Here's a list of the Top 7 houseguests, er, house-pests in Southern Utah:

  1. Cockroaches -- The roaches we have here are most closely related to the common Arizona cockroach. They are not particularly big, but are hearty, fast and die hard. They love your kitchen, basement and bathroom.
  2. Rodents -- Mice or rats are not as common here as the heat tends to cull the population, but make no mistake, they are here. They will chew through wires, walls and baseboards. And they carry diseases. They love your storage rooms and pantries.
  3. Lizards -- Most people feel they're innocuous and even helpful as they eat bugs. Others call them "reptile rats." Either way, they sleep all winter and emerge everywhere when it warms up. They love your yards and rock art.
  4. Scorpions -- According to Utah State's wildlife website, "There are several scorpion species that live within the state of Utah, specifically the Arizona Bark Scorpion, Giant Desert Hairy Scorpion, Black Hairy Scorpion, and Northern Scorpion.
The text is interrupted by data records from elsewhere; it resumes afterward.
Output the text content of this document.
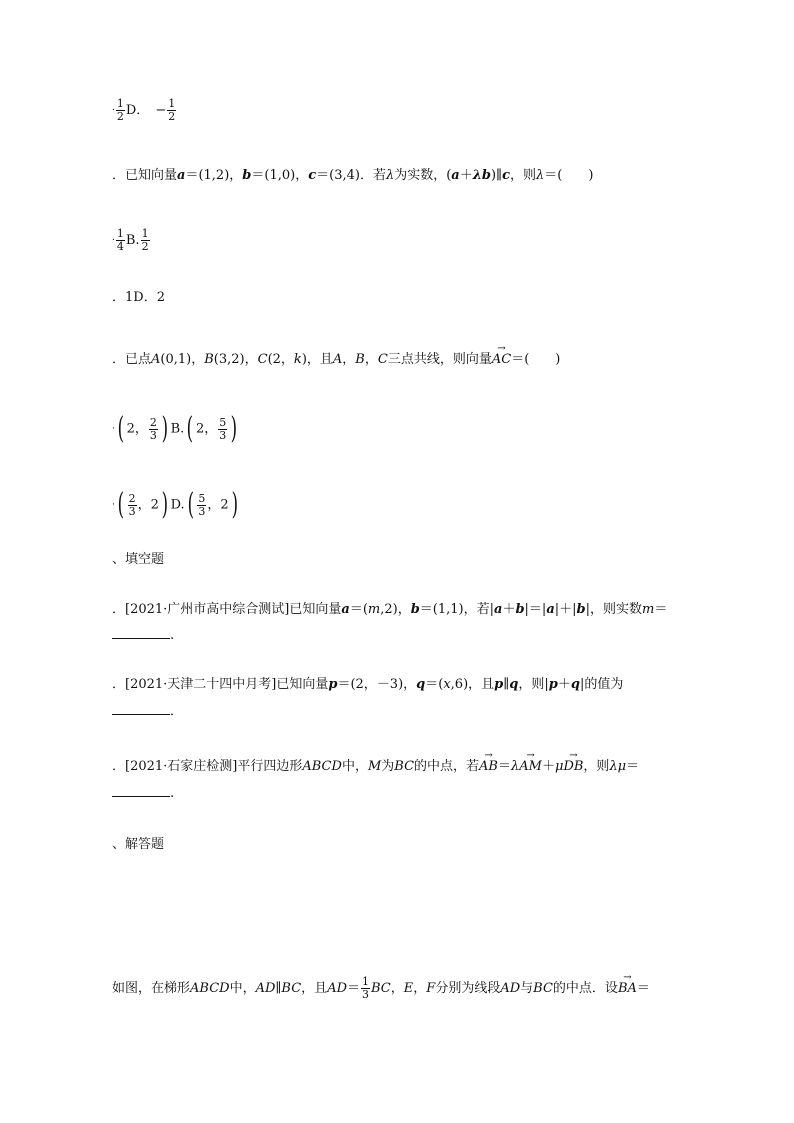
· $\frac{1}{2}$ D． − $\frac{1}{2}$
．已知向量a＝(1,2)，b＝(1,0)，c＝(3,4)．若λ为实数，(a＋λb)∥c，则λ＝(　　)
· $\frac{1}{4} B$. $\frac{1}{2}$
．1D．2
．已点A(0,1)，B(3,2)，C(2，k)，且A，B，C三点共线，则向量→ AC＝(　　)
·( 2， $\frac{2}{3}$ ) B.( 2， $\frac{5}{3}$ )
·( $\frac{2}{3}$ ，2) $D.( \frac{5}{3}$ ，2)
、填空题
．[2021·广州市高中综合测试]已知向量a＝(m,2)，b＝(1,1)，若|a＋b|＝|a|＋|b|，则实数m＝
.
．[2021·天津二十四中月考]已知向量p＝(2，－3)，q＝(x,6)，且p∥q，则|p＋q|的值为
．
．[2021·石家庄检测]平行四边形ABCD中，M为BC的中点，若→ AB＝λ→ AM＋μ→ DB，则λμ＝
.
、解答题
如图，在梯形ABCD中，AD∥BC，且$AD= \frac{1}{3}$ BC，E，F分别为线段AD与BC的中点．设→ BA＝
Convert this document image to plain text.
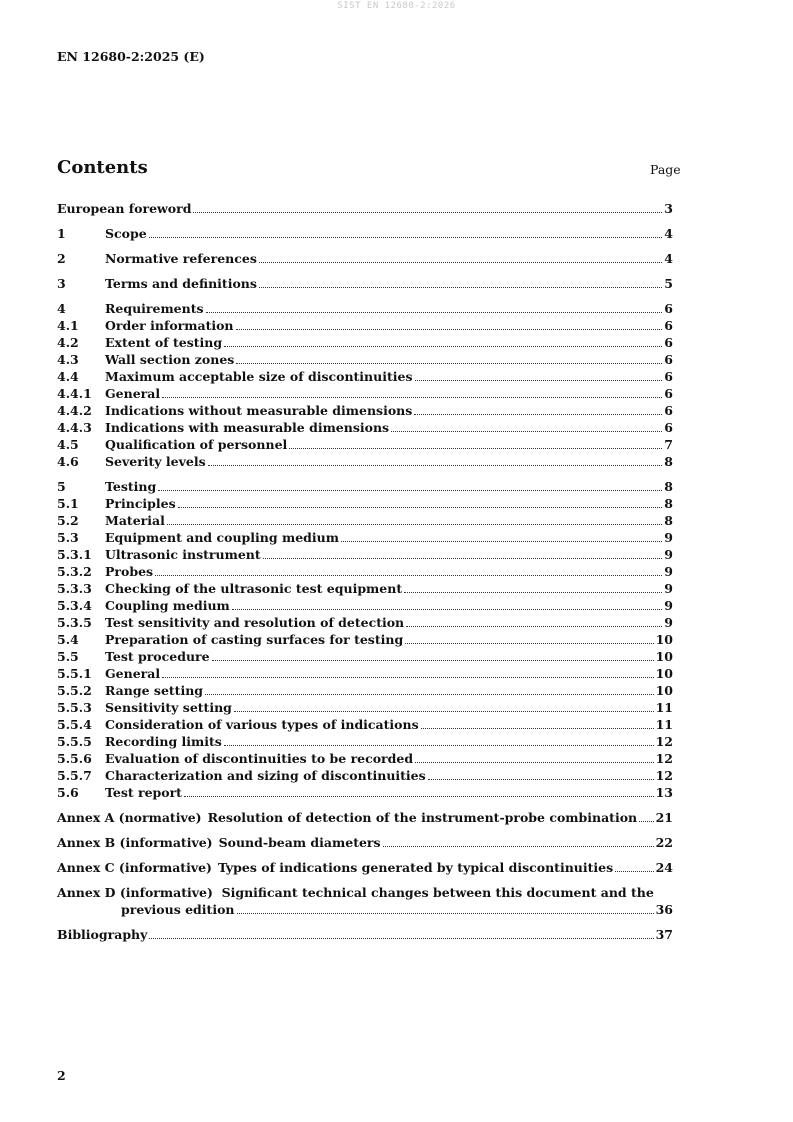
SIST EN 12680-2:2026
EN 12680-2:2025 (E)
Contents	Page
European foreword	3
1	Scope	4
2	Normative references	4
3	Terms and definitions	5
4	Requirements	6
4.1	Order information	6
4.2	Extent of testing	6
4.3	Wall section zones	6
4.4	Maximum acceptable size of discontinuities	6
4.4.1	General	6
4.4.2	Indications without measurable dimensions	6
4.4.3	Indications with measurable dimensions	6
4.5	Qualification of personnel	7
4.6	Severity levels	8
5	Testing	8
5.1	Principles	8
5.2	Material	8
5.3	Equipment and coupling medium	9
5.3.1	Ultrasonic instrument	9
5.3.2	Probes	9
5.3.3	Checking of the ultrasonic test equipment	9
5.3.4	Coupling medium	9
5.3.5	Test sensitivity and resolution of detection	9
5.4	Preparation of casting surfaces for testing	10
5.5	Test procedure	10
5.5.1	General	10
5.5.2	Range setting	10
5.5.3	Sensitivity setting	11
5.5.4	Consideration of various types of indications	11
5.5.5	Recording limits	12
5.5.6	Evaluation of discontinuities to be recorded	12
5.5.7	Characterization and sizing of discontinuities	12
5.6	Test report	13
Annex A (normative) Resolution of detection of the instrument-probe combination 21
Annex B (informative) Sound-beam diameters	22
Annex C (informative) Types of indications generated by typical discontinuities	24
Annex D (informative) Significant technical changes between this document and the
previous edition	36
Bibliography	37
2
USU adds "Some scorpions are more venomous than others, but all are more afraid of you than you should be of them." They can be painful, but rarely deadly. They love your desert foliage.
  5. Black widow spiders (Lactrodectus hesperus) are the most dangerous spiders to humans in Utah. Bites may be fatal to young children or older adults. Fortunately, widow spiders are fairly sedentary and spend majority of the time in their webs. They love dark and cool places like crawl spaces and basements.
  6. Ants -- The biting "fire ants" are rare in Utah, but we have plenty of other ant types. The most common in So. Utah is the Carpenter Ant. While their bites are harmless, they do carry diseases and infest food supplies. They love kitchens and "crumby" TV rooms.
  7. Wasps/hornets -- They work in colonies (social insects), they'll build a hive and fight you if you try to destroy it. Their stings are painful, but only dangerous when allergic. They like your porches, eaves and corners of your houses.

There are more, but these are the most prevalent.

So when your college kids comes to visit, tell them you already have houseguests.

Multiple websites recommend calling a professional exterminator if you have a problem with any of these "houseguests."